The appellant in its main brief relies entirely upon a case from this court, Waters v. Winn-Dixie Stores, Inc., Fla.App.1962, 146 So.2d 577. In the Waters case the plaintiffs had finished shopping in the defendant’s store, and were proceeding toward a check-out counter, when another woman cut in front of them. At the same time a cashier two or three counters away, who was acquainted with the plaintiffs, motioned for them to come over to her counter. After motioning to plaintiffs, the cashier saw a jar of baby food fall out of another customer’s cart onto the floor between her and the plaintiffs, some four to five feet in front of the plaintiffs. The plaintiffs testified that they knew nothing about the jar falling. After the fall of the jar, the cashier immediately pushed a button signalling for a stock boy to clean up the debris, but shortly thereafter plaintiff-wife slipped and fell as she proceeded toward the counter operated by her acquaintance. The plaintiffs in that case proceeded on the theory that the defendant’s negligence consisted of not warning the plaintiffs in time to avoid the accident. The testimony in that case shows that the plaintiff fell almost immediately. It could not have been but a few seconds before she fell, as is borne out by her testimony:

“Q. How long a time if you can tell with reasonable certainty, how long a time was it from the time you had walked into the lane until you had fallen?
“A. Well we stood there several seconds before they motioned for us to come over.”

In the appeal from an order of involuntary non-suit in the Waters case, our court had this to say:

“We are mindful of the rule that negligence vel non is generally a jury question where the evidence of negligence, though slight, is appreciable; but where the plaintiffs’ evidence and all reasonable inferences disclose no such negligence, the trial court should grant defendant’s motion for affirmative charge.
“Viewing the evidence in the light most favorable to1 the plaintiffs, we are of the opinion that the trial court did not err in holding the plaintiffs’ evidence insufficient to make a prima facie showing of negligence on the part of the defendant. A contrary ruling would, in effect, redefine the line of responsibility of a proprietor to a business invitee and erroneously extend it into the area of insurance.”

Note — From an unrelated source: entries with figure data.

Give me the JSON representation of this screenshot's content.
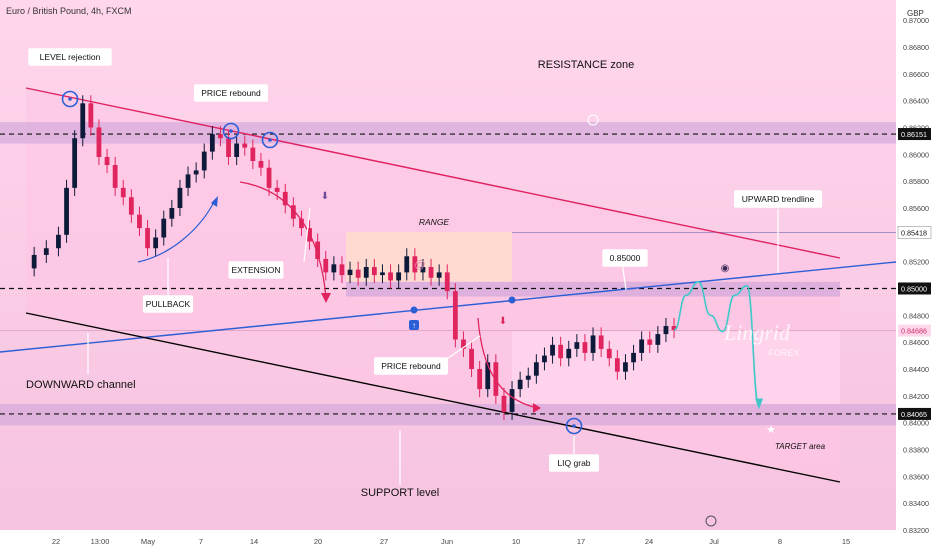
{
  "header": {
    "title": "Euro / British Pound, 4h, FXCM",
    "currency": "GBP"
  },
  "chart_data": {
    "type": "candlestick",
    "symbol": "EUR/GBP",
    "timeframe": "4h",
    "ylim": [
      0.832,
      0.8715
    ],
    "y_ticks": [
      "0.87000",
      "0.86800",
      "0.86600",
      "0.86400",
      "0.86200",
      "0.86000",
      "0.85800",
      "0.85600",
      "0.85400",
      "0.85200",
      "0.85000",
      "0.84800",
      "0.84600",
      "0.84400",
      "0.84200",
      "0.84000",
      "0.83800",
      "0.83600",
      "0.83400",
      "0.83200"
    ],
    "x_ticks": [
      "22",
      "13:00",
      "May",
      "7",
      "14",
      "20",
      "27",
      "Jun",
      "10",
      "17",
      "24",
      "Jul",
      "8",
      "15"
    ],
    "price_markers": [
      {
        "label": "0.86151",
        "value": 0.86151,
        "style": "dark"
      },
      {
        "label": "0.85418",
        "value": 0.85418,
        "style": "light"
      },
      {
        "label": "0.85000",
        "value": 0.85,
        "style": "dark"
      },
      {
        "label": "0.84686",
        "value": 0.84686,
        "style": "last"
      },
      {
        "label": "0.84065",
        "value": 0.84065,
        "style": "dark"
      }
    ],
    "series": [
      {
        "name": "close",
        "x_pct": [
          0,
          1.5,
          3,
          4.5,
          5.5,
          6.5,
          7.5,
          8.5,
          9.5,
          10.5,
          11.5,
          12.5,
          13.5,
          14.5,
          15.5,
          16.5,
          17.5,
          18.5,
          19.5,
          20.5,
          21.5,
          22.5,
          23.5,
          24.5,
          25.5,
          26.5,
          27.5,
          28.5,
          29.5,
          30.5,
          31.5,
          32.5,
          33.5,
          34.5,
          35.5,
          36.5,
          37.5,
          38.5,
          39.5,
          40.5,
          41.5,
          42.5,
          43.5,
          44.5,
          45.5,
          46.5,
          47.5,
          48.5,
          49.5,
          50.5,
          51.5,
          52.5,
          53.5,
          54.5,
          55.5,
          56.5,
          57.5,
          58.5,
          59.5,
          60.5,
          61.5,
          62.5,
          63.5,
          64.5,
          65.5,
          66.5,
          67.5,
          68.5,
          69.5,
          70.5,
          71.5,
          72.5,
          73.5,
          74.5,
          75.5,
          76.5,
          77.5,
          78.5,
          79.5,
          80.5
        ],
        "values": [
          0.8515,
          0.8525,
          0.853,
          0.854,
          0.8575,
          0.8612,
          0.8638,
          0.862,
          0.8598,
          0.8592,
          0.8575,
          0.8568,
          0.8555,
          0.8545,
          0.853,
          0.8538,
          0.8552,
          0.856,
          0.8575,
          0.8585,
          0.8588,
          0.8602,
          0.8615,
          0.8612,
          0.8598,
          0.8608,
          0.8605,
          0.8595,
          0.859,
          0.8575,
          0.8572,
          0.8562,
          0.8552,
          0.8545,
          0.8535,
          0.8522,
          0.8512,
          0.8518,
          0.851,
          0.8514,
          0.8508,
          0.8516,
          0.851,
          0.8512,
          0.8506,
          0.8512,
          0.8524,
          0.8512,
          0.8516,
          0.8508,
          0.8512,
          0.8498,
          0.8462,
          0.8455,
          0.844,
          0.8425,
          0.8445,
          0.842,
          0.8408,
          0.8425,
          0.8432,
          0.8435,
          0.8445,
          0.845,
          0.8458,
          0.8448,
          0.8455,
          0.846,
          0.8452,
          0.8465,
          0.8455,
          0.8448,
          0.8438,
          0.8445,
          0.8452,
          0.8462,
          0.8458,
          0.8466,
          0.8472,
          0.8469
        ]
      }
    ],
    "projection_x_pct": [
      80.5,
      82,
      83.5,
      85,
      86.5,
      88,
      89.5,
      91
    ],
    "projection_values": [
      0.8469,
      0.8495,
      0.8505,
      0.848,
      0.8468,
      0.8495,
      0.8502,
      0.8412
    ]
  },
  "annotations": {
    "level_rejection": "LEVEL rejection",
    "price_rebound_top": "PRICE rebound",
    "resistance_zone": "RESISTANCE zone",
    "range": "RANGE",
    "upward_trendline": "UPWARD trendline",
    "level_850": "0.85000",
    "extension": "EXTENSION",
    "pullback": "PULLBACK",
    "downward_channel": "DOWNWARD channel",
    "price_rebound_bottom": "PRICE rebound",
    "support_level": "SUPPORT level",
    "liq_grab": "LIQ grab",
    "target_area": "TARGET area",
    "watermark_main": "Lingrid",
    "watermark_sub": "FOREX"
  },
  "colors": {
    "background_top": "#ffd3ea",
    "background_bottom": "#f7c6e2",
    "zone": "#c9a0d8",
    "candle_up": "#0e1a3a",
    "candle_down": "#e0245e",
    "resistance_line": "#e02060",
    "upward_trend": "#2c5fd6",
    "channel_line": "#000000",
    "projection": "#40c8c8",
    "range_box": "#ffe0c8",
    "marker_circle": "#2c5fd6"
  }
}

In the present case, then, we are confronted with the question of the time element involved, from the moment the jar of mayonnaise fell, until the injury occurred. The time which elapsed was seconds longer in the present case than in the Waters case, but viewing the record, and allowing the usual presumption of correctness, how can it be said that the appellant was negligent upon any theory? We hold that the appellant was not negligent, and cannot be held liable.

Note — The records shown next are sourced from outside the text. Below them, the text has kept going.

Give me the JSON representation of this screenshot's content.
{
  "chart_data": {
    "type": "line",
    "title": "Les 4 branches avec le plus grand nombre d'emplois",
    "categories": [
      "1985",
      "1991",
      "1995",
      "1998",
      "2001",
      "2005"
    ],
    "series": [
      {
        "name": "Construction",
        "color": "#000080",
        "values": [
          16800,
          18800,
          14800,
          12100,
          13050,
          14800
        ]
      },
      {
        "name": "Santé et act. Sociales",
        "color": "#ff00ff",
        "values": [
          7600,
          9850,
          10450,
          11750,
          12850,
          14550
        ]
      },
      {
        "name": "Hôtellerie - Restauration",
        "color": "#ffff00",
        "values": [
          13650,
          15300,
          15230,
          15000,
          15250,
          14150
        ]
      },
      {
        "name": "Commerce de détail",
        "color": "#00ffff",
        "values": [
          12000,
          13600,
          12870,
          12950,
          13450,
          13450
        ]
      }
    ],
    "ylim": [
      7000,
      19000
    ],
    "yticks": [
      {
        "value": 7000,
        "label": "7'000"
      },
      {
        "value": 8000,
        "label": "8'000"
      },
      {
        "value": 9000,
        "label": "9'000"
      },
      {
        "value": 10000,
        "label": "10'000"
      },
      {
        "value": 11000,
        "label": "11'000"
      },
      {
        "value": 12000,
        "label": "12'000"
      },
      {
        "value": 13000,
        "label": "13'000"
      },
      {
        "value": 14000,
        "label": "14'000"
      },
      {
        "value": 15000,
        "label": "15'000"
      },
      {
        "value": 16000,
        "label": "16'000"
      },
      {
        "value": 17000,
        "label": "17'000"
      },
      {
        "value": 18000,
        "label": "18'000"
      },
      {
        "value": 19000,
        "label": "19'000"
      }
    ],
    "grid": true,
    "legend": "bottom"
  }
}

The appellee has cited us a number of cases in Florida, but after due consideration, we cannot see that these cases are in point to the same extent as is the Waters case. In our research we have also considered 61 A.L.R.2d 6, an annotation on the liability of a proprietor of a store, office, or similar business premises,. for injuries from a fall due to the presence of litter or debris on the floor, which annotation contains practically all of the cases from the United States until 1958, the date of its publication.

We must hold that the lower court erred in not granting a directed verdict for the defendant at the conclusion of all of the testimony.

Reversed.

SMITH, C. J., and ODOM, ARCHIE M., Associate Judge, concur.